Sometimes I listen episodes from A Taste of the Past, a podcast series on Heritage Radio Network. I learn many facts about food and culinary history from the authors whose books are featured in the show. These podcasts are a delightful source for learning the back story behind unfamiliar, as well as familiar, foods (although listening to the free podcasts do come with a cost – I end up buying many of the featured books). Last year about this time, I listened to podcast 257, which features Elaine Khosrova discussing her book Butter: A Rich History. That this particular book was featured so closely to Christmas seems fitting. Butter is an essential ingredient (to me, anyway) in most dishes, but all the sweet and savory dishes plentiful at Christmas time totally require loads of good quality butter in order to be Christmas-worthy. I think it’s maybe a universal Christmas rule or something. Khosrova’s research into the history of butter reveals the role of butter in the rites and celebrations of various religions. Now, other than the Catholic church’s prohibition of butter and other dairy products during Lent (a requirement long ago eased by the Church), butter isn’t associated with any official rite or celebration related to the celebration of Advent or Christmas. Unofficially, however, butter is a necessary ingredient for all the candy, cookies, breads, pastries, sauces, buttered rums, and all other rich, delicious foods in which people allow themselves to indulge during the holiday season. In fact, it’s the most important ingredient in such goodies in popular seasonal cookies such as these gluten-free vanilla bean spritz cookies I baked today. Butter makes spritz cookies melt-in-your-mouth tender and flavorful.

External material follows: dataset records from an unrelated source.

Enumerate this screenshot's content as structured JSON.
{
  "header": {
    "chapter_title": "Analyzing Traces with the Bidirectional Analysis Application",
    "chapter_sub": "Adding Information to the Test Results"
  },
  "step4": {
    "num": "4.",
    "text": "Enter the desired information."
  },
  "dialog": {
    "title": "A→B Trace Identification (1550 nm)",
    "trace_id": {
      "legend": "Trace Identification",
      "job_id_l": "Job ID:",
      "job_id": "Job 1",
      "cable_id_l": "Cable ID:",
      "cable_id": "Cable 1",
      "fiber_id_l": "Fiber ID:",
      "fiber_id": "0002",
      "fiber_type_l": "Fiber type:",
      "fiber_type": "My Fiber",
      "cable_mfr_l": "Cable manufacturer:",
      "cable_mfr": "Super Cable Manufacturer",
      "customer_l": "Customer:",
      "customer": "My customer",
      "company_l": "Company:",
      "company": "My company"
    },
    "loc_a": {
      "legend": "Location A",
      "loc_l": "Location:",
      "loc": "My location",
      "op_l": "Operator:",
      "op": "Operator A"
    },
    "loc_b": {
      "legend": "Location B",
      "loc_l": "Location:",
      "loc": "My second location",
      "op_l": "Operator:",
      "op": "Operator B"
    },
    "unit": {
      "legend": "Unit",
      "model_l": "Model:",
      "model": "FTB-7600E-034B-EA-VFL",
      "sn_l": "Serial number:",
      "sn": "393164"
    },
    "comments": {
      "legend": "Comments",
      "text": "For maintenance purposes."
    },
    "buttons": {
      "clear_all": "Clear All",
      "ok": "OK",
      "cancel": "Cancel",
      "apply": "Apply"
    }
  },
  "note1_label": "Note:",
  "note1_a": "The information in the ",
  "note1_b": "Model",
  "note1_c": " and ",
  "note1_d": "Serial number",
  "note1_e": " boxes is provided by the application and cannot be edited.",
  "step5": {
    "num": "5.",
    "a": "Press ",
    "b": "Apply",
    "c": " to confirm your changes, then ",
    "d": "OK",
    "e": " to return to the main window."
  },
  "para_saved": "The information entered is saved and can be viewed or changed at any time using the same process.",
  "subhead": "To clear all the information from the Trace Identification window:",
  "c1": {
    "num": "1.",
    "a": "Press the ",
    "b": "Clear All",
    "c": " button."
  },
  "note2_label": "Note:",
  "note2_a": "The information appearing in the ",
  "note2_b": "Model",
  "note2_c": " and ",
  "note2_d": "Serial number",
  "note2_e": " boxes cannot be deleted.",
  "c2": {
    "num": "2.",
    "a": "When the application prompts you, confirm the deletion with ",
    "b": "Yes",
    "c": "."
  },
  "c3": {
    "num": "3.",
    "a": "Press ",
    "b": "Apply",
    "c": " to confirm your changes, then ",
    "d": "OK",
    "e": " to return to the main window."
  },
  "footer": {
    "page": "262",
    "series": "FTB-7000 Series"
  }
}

For these cookies, I deglutenize this spritz cookie recipe on the Serious Eats website. Spritz cookies can be tricky to make. The hints that accompany this recipe are helpful, and I recommend that people trying spritz cookies for the first time read the tips. The author of the article does warn against over-working the dough, , though, which can toughen the gluten and make the cookies less tender. HA! Ignore that tip! Gluten-free cooks don’t have to worry about! When I first deglutenized this recipe, I wanted to use blanched almond flour (not almond meal) in my flour blend for added richness. I worried that with its natural oil, the almond flour would cause the spritz cookies to spread too much. It doesn’t cause spread at all! It works perfectly in the spritz dough! A commercial all purpose gluten-free flour, in the same amount, can be substituted for the blend of flours I use, though.

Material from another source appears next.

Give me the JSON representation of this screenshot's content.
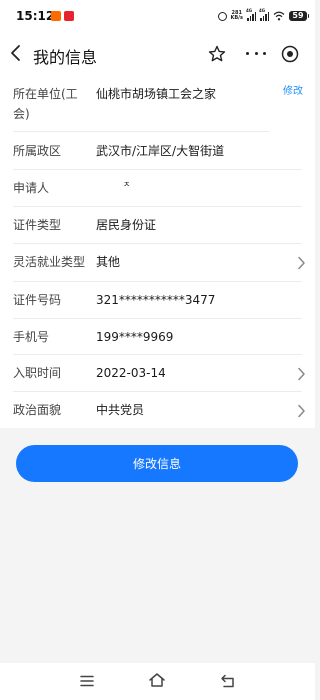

Other adjustments I make to the Serious Eats spritz cookie recipe are that I use powdered vanilla bean instead of whole vanilla beans, and I add anise-flavored glaze to them. I also use caster sugar (I’ve only recently begun to appreciate the light texture it adds to cookies, cakes, and pastry). These cookies are so delicious. In a way I dread making them, easy as they are to make. They’re addictive and small, so I trick myself into eating way too many of them by telling myself the cookies are small enough that a serving of several equal eating one or two regular size cookies!
Gluten-Free Vanilla Bean Spritz Christmas Cookies
These light, rich, buttery gluten-free spritz cookies will melt in your mouth!
- 1 cup butter softened and cut into pieces
- 200 grams caster sugar
- 1 teaspoon salt
- 1/4 - 1/2 teaspoon ground cardamom (according to taste)
- 1/4 teaspoon ground vanilla bean (Or seeds scraped from one vanilla bean)
- 150 grams superfine brown rice flour
- 100 grams arrowroot flour
- 75 grams blanched almond flour (NOT almond meal)
- 250 grams powdered sugar
- 2 - 3 tablespoons milk
- 1/4 - 1/2 teaspoons pure anise extract
- Christmasy sprinkles for decorating
For the Cookies: Preheat oven to 375 degrees. In a large bowl, place the pieces of softened butter and 200 grams of caster sugar. Cream together until light and fluffy, about seven minutes. Add the egg, salt, vanilla bean powder, and cardamom to the creamed mixture. Mix until well-blended, about five minutes. Add the flour all at once and mix until well blended. Using the dough at room temperature, fit a cookie press with a Christmas tree disk; fill the press with dough according to the cookie press instructions. Press the spritz cookies onto ungreased, unlined, cool cookie sheets. Bake in a 375 degree oven until the edges start to turn slightly golden, about 6 - 7 minutes. Remove cookies from the oven and cool on the pan a few minutes before using a spatula to remove the cookies to a cooling rack. Wash and dry the baking pans before using them for another batch of spritz cookies. Pressed cookies need a clean surface, free of grease, in order to stick to the pan when pressed out of the cookie press.
For the Anise Glaze: On a long kitchen counter, spread out a long sheet of wax paper. Place the cooled spritz cookies on the wax paper. In a small bowl, mix the powdered sugar, 2-3 tablespoons of milk (enough to allow the glaze of drizzling consistency), and anise extract until well blended. Mix green food coloring into the glaze, as desired. Using a spoon, either drizzle the glaze over several cookies at a time, or spread the glaze over each individual cookie. Add decorative sprinkles while the glaze on the cookies is still wet.